| >Personally, I think trade policy needs to be intimately connected to human rights and environmental and labor conditions. It's never ever ever going to happen. Be careful what you wish for. If what you wanted to happen happened, you would be paying over $100 for the same shirt that costs you $6 in Walmart right now. I also want to point out that, yes, in a globally competitive world wages become globally competitive. If a Chinese worker with an infirm grandmother is surviving on a lower wage than an American was making without an infirm grandmother, then that American needs to find better work, do better quality work, or take a pay cut. We would never force consumers to buy products produced only by ethical means or only by human-rights approved conditions (if that were the case, no more chocolate!). Why would we do that to multinational companies? There aren't other options available. No President is going to preside over the term where all the trade deals were made alongside human rights conditionals and all the goods skyrocketed in price leading to another Great Depression. > We live in a world where Obama tried to excuse Malaysian slavery in order to try and enact a trade deal so that American workers could be forced to compete with slaves in Malaysia. You can boohoo about it all you want, but your chocolate, your coffee, your clothes, and your computer parts are all made by or had their materials harvested by slaves, and most likely you would scoff at voluntarily paying twice the price for all those commodities. I'm not saying everyone should be enslaved. But if consumers have the right to purchase such ill-made goods, then companies have the right to offshore their labor forces to such places too. |
$100 is sheer fantasy. It might double the price of a shirt from $6 to $12.

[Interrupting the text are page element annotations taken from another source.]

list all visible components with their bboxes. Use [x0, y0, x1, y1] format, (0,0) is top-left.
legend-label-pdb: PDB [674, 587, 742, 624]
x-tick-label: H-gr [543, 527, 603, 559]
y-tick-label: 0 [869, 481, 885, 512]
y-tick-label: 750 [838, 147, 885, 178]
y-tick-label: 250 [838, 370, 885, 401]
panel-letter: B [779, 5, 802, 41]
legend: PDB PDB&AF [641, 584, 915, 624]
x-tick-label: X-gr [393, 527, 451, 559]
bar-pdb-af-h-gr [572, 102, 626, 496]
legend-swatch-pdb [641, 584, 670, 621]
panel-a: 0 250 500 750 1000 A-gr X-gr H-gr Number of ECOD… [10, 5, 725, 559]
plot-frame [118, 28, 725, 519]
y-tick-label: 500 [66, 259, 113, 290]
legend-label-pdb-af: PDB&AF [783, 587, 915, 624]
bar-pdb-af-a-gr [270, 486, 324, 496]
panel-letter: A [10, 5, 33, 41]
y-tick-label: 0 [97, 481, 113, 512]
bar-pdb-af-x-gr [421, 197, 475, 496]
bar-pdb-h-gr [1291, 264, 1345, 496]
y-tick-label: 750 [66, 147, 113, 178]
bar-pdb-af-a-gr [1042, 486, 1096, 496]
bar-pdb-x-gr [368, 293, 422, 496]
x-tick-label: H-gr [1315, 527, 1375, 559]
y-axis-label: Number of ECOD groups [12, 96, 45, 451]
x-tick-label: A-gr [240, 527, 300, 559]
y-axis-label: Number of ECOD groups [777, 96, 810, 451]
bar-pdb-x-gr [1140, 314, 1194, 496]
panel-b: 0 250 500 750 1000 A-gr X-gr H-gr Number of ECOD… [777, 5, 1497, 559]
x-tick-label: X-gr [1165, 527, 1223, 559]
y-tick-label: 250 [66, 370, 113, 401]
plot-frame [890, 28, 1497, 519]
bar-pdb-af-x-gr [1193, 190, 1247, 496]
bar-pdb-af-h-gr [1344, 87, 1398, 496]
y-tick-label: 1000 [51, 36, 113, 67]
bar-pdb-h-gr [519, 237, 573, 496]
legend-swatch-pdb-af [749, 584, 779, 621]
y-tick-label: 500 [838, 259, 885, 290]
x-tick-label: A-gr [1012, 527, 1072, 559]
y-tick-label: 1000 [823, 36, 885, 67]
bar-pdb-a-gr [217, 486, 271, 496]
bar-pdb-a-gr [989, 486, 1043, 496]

>There aren't other options available. No President is going to preside over the term where all the trade deals were made alongside human rights conditionals
This is actually how it used to happen and this is partly how TPP was killed in Congress (by attaching an anti-slavery rider).
>You can boohoo about it all you want, but your chocolate, your coffee, your clothes, and your computer parts are all made by or had their materials harvested by slaves, and most likely you would scoff at voluntarily paying twice the price for all those commodities.
No, I'm more than happy to pay a extra for chocolate, coffee, clothes and computer parts if I get to live in a world where labor exploitation, environmental destruction and slavery is made more difficult.
Are you really willing to go on the record and state that your preference is for the opposite?